Laudos descartam suicídio e homicídio de menina que caiu de prédio em Praia Grande
A equipe do 2º DP acredita que a queda foi acidental


Saíram os laudos periciais sobre o caso da menina Rafaella Lozzardo, de 6 anos, que caiu do 12º andar de um prédio de luxo em Praia Grande. Ela morreu no local e segundo os laudos, não houveram causas de suicídio ou homicídio.
A equipe do 2º Distrito Policial da cidade está investigando o caso e a principal hipótese é que a queda foi acidental.
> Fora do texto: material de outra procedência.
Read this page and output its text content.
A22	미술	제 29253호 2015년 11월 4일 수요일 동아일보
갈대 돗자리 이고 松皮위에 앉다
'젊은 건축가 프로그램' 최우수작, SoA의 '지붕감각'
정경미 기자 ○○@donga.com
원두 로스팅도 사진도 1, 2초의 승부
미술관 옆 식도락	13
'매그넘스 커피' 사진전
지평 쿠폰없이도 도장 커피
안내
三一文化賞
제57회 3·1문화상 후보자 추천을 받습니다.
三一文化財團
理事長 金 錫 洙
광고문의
Além disso, há a investigação sobre abandono de incapaz. Conforme revelam os laudos, o corpo da menina não apresentava sinais de defesa, e que não há indícios de que tenha sido movido após a queda.
Também há o registro de que o imóvel do pai de Rafaella não apresentava evidências de arrombamento, “nem indícios de busca por objeto, documento ou dinheiro”. Além disso, no documento, ainda foi descrito que a vítima sofreu uma “precipitação na varanda”, ou seja, caiu pelo espaço “formado pela janela, próximo à pia da área gourmet”.
Não foram encontrados vestígios de “plataformas”, como bancos, que poderiam ter sido usados para alcançar o parapeito que, de acordo com o laudo, estava “úmido e possivelmente escorregadio” no momento da análise da polícia. Não foi possível concluir, no entanto, se estava dessa forma durante o ocorrido.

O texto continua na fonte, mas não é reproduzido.